Can Birth Control Help with Gender Dysphoria?
Finding a health care provider who will support transgender and nonbinary people on both their gender and birth control journeys is very important.
Many transgender and nonbinary (TGNB) people experience gender dysphoria, or a severe sense of distress that their body doesn’t match their gender identity. They may also experience higher rates of stress, anxiety, and depression.
A person can lessen or eliminate feelings of dysphoria through talk therapy, hormone therapy, or surgery. They can also make lifestyle changes, like choosing a different name or dressing in clothing that makes them feel more comfortable.
But not everyone may choose or be able to take hormones such as testosterone or undergo surgery. No matter what other care they are or are not receiving, for those who do not identify as female and who have a period, birth control may help. Here’s how, and for free or low-cost access to all the methods of birth control, make an appointment to talk to a provider at your nearest The Right Time health center.
HOW CAN BIRTH CONTROL HELP WITH DYSPHORIA?

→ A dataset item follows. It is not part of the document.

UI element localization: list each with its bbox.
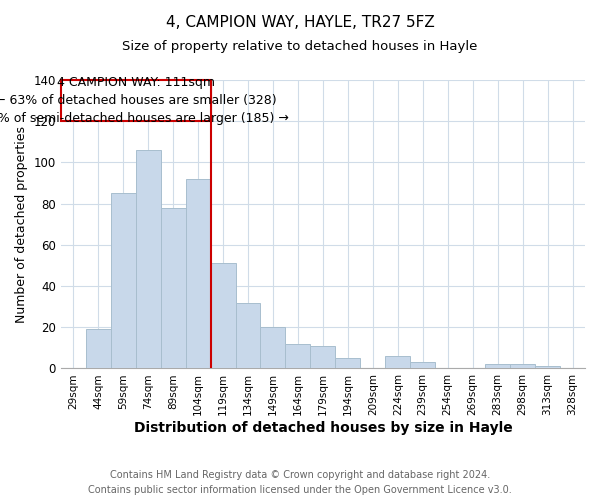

Regulating or entirely stopping menstruation can help with feelings of dysphoria. Combined hormonal birth control, like the pill, the patch, or the ring, can be taken continuously to skip or eliminate periods altogether. However, people may experience breakthrough or unpredictable bleeding, especially in the first few months, which can worsen dysphoria for some.
For others, a daily pill may be a reminder of their dysphoria so options such as a hormonal IUD, which once placed can last for up to 7 years, may be a better choice. It’s possible that the shot or the implant may stop menstruation as well but tend to have more unpredictable bleeding.
The estrogen hormones found in some types of birth control will not usually translate into ‘feminine’ changes in the body, but for folks who worry about this there are birth control methods without estrogen, such as the copper Paragard IUD, which also has the benefit of protecting against pregnancy for up to 12 years.
An unintended pregnancy can also trigger dysphoria for some TGNB people, so for those who are at risk for pregnancy, birth control will also reduce the chance of getting pregnant. When used correctly, the implant and IUD are 99% effective at preventing pregnancy, the shot is 94% effective, and the ring, patch, and pill are all 91% effective. It’s important to remember that transgender men who are on gender affirming hormones and who have penis-in-vagina sex are still at risk for pregnancy even if they are not having periods.
THINGS TO CONSIDER ABOUT USING BIRTH CONTROL TO CONTROL DYSPHORIA
Research has also shown that for some, particularly for those with a history of trauma, using certain types of birth control and their potential side effects, such as unpredictable bleeding, method placement with a pelvic exam, or taking “female” hormones in birth control daily, may actually worsen feelings of dysphoria. Much like cisgender women, many TGNB may have to use more than one method of birth control before finding the one that works best for them.
Finding a health care provider who will support transgender and nonbinary people on both their gender and birth control journeys is very important. Having an affirming provider (like those at your nearest The Right Time health center) means that they will receive the best care possible, will have someone to help them understand which methods and therapies will work best for them, and ensure that they achieve reproductive well-being.